Fergus burst through what must be the cellar door, a pistol in his hand.
“Milady,” he gasped, catching sight of me sitting in the corner with the exciseman’s body sprawled across my lap. “What have you done?”
“Me?” I said indignantly. “I haven’t done anything; it’s Jamie’s pet Chinaman.” I nodded briefly toward the stair, where Mr. Willoughby, the pistol dropped unregarded by his feet, had sat down on the step and was now regarding the scene below with a benign and bloodshot eye.
Fergus said something in French that was too colloquial to translate, but sounded highly uncomplimentary to Mr. Willoughby. He strode across the landing, and reached out a hand to grasp the little Chinaman’s shoulder—or so I assumed, until I saw that the arm he extended did not end in a hand, but in a hook of gleaming dark metal.
“Fergus!” I was so shocked at the sight that I stopped my attempts to stanch the exciseman’s wound with my shawl. “What—what—” I said incoherently.
“What?” he said, glancing at me. Then, following the direction of my gaze, said, “Oh, that,” and shrugged. “The English. Don’t worry about it, milady, we haven’t time. You, canaille, get downstairs!” He jerked Mr. Willoughby off the stairs, dragged him to the cellar door and shoved him through it, with a callous disregard for safety. I could hear a series of bumps, suggesting that the Chinese was rolling downstairs, his acrobatic skills having temporarily deserted him, but had no time to worry about it.

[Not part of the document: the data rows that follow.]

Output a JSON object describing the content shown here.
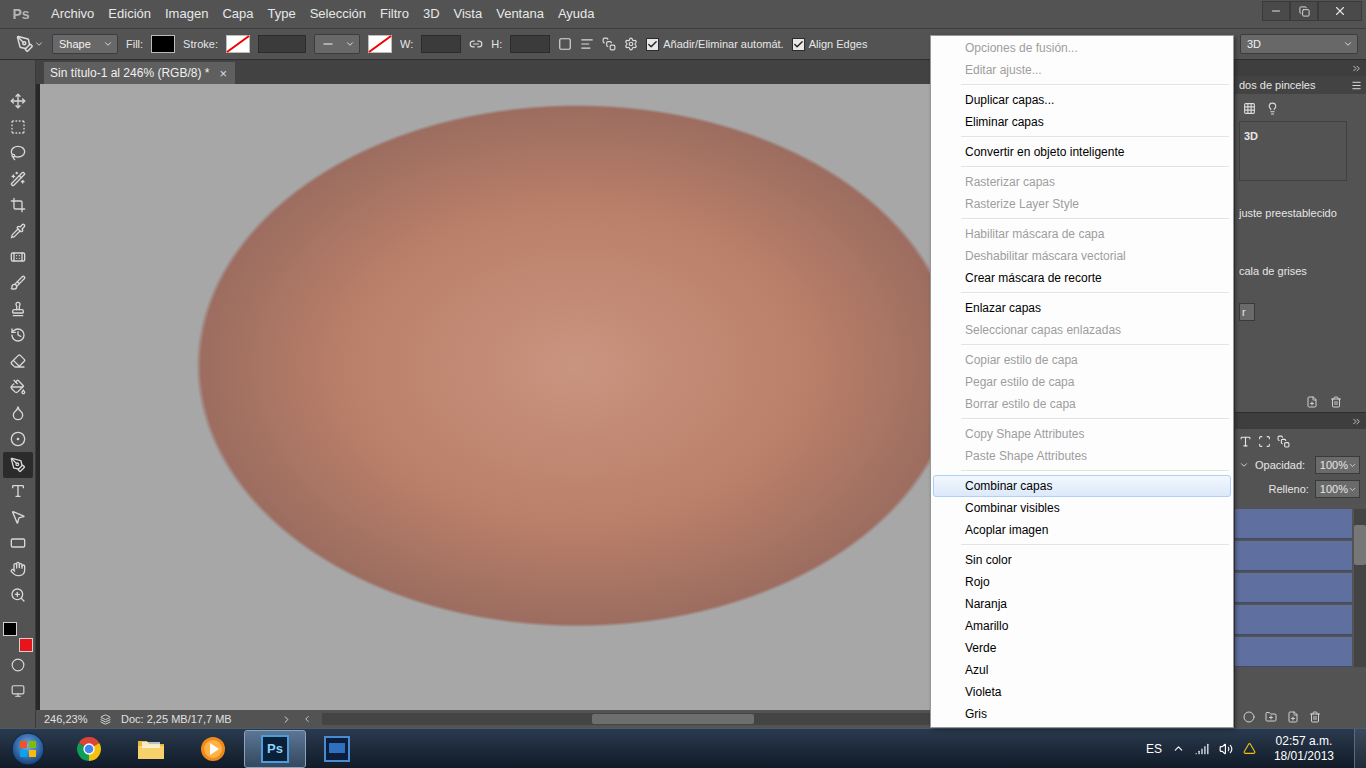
{
  "app": {
    "logo": "Ps"
  },
  "menu_bar": [
    "Archivo",
    "Edición",
    "Imagen",
    "Capa",
    "Type",
    "Selección",
    "Filtro",
    "3D",
    "Vista",
    "Ventana",
    "Ayuda"
  ],
  "options_bar": {
    "mode": "Shape",
    "fill_label": "Fill:",
    "fill_color": "#000000",
    "stroke_label": "Stroke:",
    "w_label": "W:",
    "h_label": "H:",
    "checkboxes": [
      {
        "label": "Añadir/Eliminar automát.",
        "checked": true
      },
      {
        "label": "Align Edges",
        "checked": true
      }
    ],
    "workspace": "3D"
  },
  "tools": [
    {
      "selected": false
    },
    {
      "selected": false
    },
    {
      "selected": false
    },
    {
      "selected": false
    },
    {
      "selected": false
    },
    {
      "selected": false
    },
    {
      "selected": false
    },
    {
      "selected": false
    },
    {
      "selected": false
    },
    {
      "selected": false
    },
    {
      "selected": false
    },
    {
      "selected": false
    },
    {
      "selected": false
    },
    {
      "selected": false
    },
    {
      "selected": true
    },
    {
      "selected": false
    },
    {
      "selected": false
    },
    {
      "selected": false
    },
    {
      "selected": false
    },
    {
      "selected": false
    }
  ],
  "colors": {
    "foreground": "#000000",
    "background": "#e8141b"
  },
  "document": {
    "tab": "Sin título-1 al 246% (RGB/8) *",
    "close": "×",
    "zoom": "246,23%",
    "doc_info": "Doc: 2,25 MB/17,7 MB"
  },
  "context_menu": {
    "groups": [
      {
        "items": [
          {
            "label": "Opciones de fusión...",
            "disabled": true,
            "selected": false
          },
          {
            "label": "Editar ajuste...",
            "disabled": true,
            "selected": false
          }
        ]
      },
      {
        "items": [
          {
            "label": "Duplicar capas...",
            "disabled": false,
            "selected": false
          },
          {
            "label": "Eliminar capas",
            "disabled": false,
            "selected": false
          }
        ]
      },
      {
        "items": [
          {
            "label": "Convertir en objeto inteligente",
            "disabled": false,
            "selected": false
          }
        ]
      },
      {
        "items": [
          {
            "label": "Rasterizar capas",
            "disabled": true,
            "selected": false
          },
          {
            "label": "Rasterize Layer Style",
            "disabled": true,
            "selected": false
          }
        ]
      },
      {
        "items": [
          {
            "label": "Habilitar máscara de capa",
            "disabled": true,
            "selected": false
          },
          {
            "label": "Deshabilitar máscara vectorial",
            "disabled": true,
            "selected": false
          },
          {
            "label": "Crear máscara de recorte",
            "disabled": false,
            "selected": false
          }
        ]
      },
      {
        "items": [
          {
            "label": "Enlazar capas",
            "disabled": false,
            "selected": false
          },
          {
            "label": "Seleccionar capas enlazadas",
            "disabled": true,
            "selected": false
          }
        ]
      },
      {
        "items": [
          {
            "label": "Copiar estilo de capa",
            "disabled": true,
            "selected": false
          },
          {
            "label": "Pegar estilo de capa",
            "disabled": true,
            "selected": false
          },
          {
            "label": "Borrar estilo de capa",
            "disabled": true,
            "selected": false
          }
        ]
      },
      {
        "items": [
          {
            "label": "Copy Shape Attributes",
            "disabled": true,
            "selected": false
          },
          {
            "label": "Paste Shape Attributes",
            "disabled": true,
            "selected": false
          }
        ]
      },
      {
        "items": [
          {
            "label": "Combinar capas",
            "disabled": false,
            "selected": true
          },
          {
            "label": "Combinar visibles",
            "disabled": false,
            "selected": false
          },
          {
            "label": "Acoplar imagen",
            "disabled": false,
            "selected": false
          }
        ]
      },
      {
        "items": [
          {
            "label": "Sin color",
            "disabled": false,
            "selected": false
          },
          {
            "label": "Rojo",
            "disabled": false,
            "selected": false
          },
          {
            "label": "Naranja",
            "disabled": false,
            "selected": false
          },
          {
            "label": "Amarillo",
            "disabled": false,
            "selected": false
          },
          {
            "label": "Verde",
            "disabled": false,
            "selected": false
          },
          {
            "label": "Azul",
            "disabled": false,
            "selected": false
          },
          {
            "label": "Violeta",
            "disabled": false,
            "selected": false
          },
          {
            "label": "Gris",
            "disabled": false,
            "selected": false
          }
        ]
      }
    ]
  },
  "right_panel": {
    "tab": "dos de pinceles",
    "title": "3D",
    "lines": [
      "juste preestablecido",
      "cala de grises"
    ],
    "button": "r"
  },
  "layers_panel": {
    "opacity_label": "Opacidad:",
    "opacity": "100%",
    "fill_label": "Relleno:",
    "fill": "100%",
    "layers": [
      {
        "selected": true
      },
      {
        "selected": true
      },
      {
        "selected": true
      },
      {
        "selected": true
      },
      {
        "selected": true
      }
    ]
  },
  "taskbar": {
    "apps": [
      {
        "kind": "chrome",
        "label": "",
        "active": false
      },
      {
        "kind": "explorer",
        "label": "",
        "active": false
      },
      {
        "kind": "media",
        "label": "",
        "active": false
      },
      {
        "kind": "photoshop",
        "label": "Ps",
        "active": true
      },
      {
        "kind": "app",
        "label": "",
        "active": false
      }
    ],
    "language": "ES",
    "time": "02:57 a.m.",
    "date": "18/01/2013"
  }
}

Fergus squatted next to me, and lifted the exciseman’s head by the hair. “How many companions are with you?” he demanded. “Tell me quickly, cochon, or I slit your throat!”
From the evident signs, this was a superfluous threat. The man’s eyes were already glazing over. With considerable effort, the corners of his mouth drew back in a smile.
“I’ll see…you…burn…in…hell,” he whispered, and with a last convulsion that fixed the smile in a hideous rictus upon his face, he coughed up a startling quantity of bright red foamy blood, and died in my lap.
More feet were coming up the stairs at a high rate of speed. Jamie charged through the cellar door and barely stopped himself before stepping on the excise officer’s trailing legs. His eyes traveled up the body’s length and rested on my face with horrified amazement.
“What have ye done, Sassenach?” he demanded.
“Not her—the yellow pox,” Fergus put in, saving me the trouble. He thrust the pistol into his belt and offered me his real hand. “Come, milady, you must get downstairs!”
Jamie forestalled him, bending over me as he jerked his head in the direction of the front hall.
“I’ll manage here,” he said. “Guard the front, Fergus. The usual signal, and keep your pistol hidden unless there’s need.”
Fergus nodded and vanished at once through the door to the hall.
Jamie had succeeded in bundling the corpse awkwardly in the shawl; he lifted it off me, and I scrambled to my feet, greatly relieved to be rid of it, in spite of the blood and other objectionable substances soaking the front of my shift.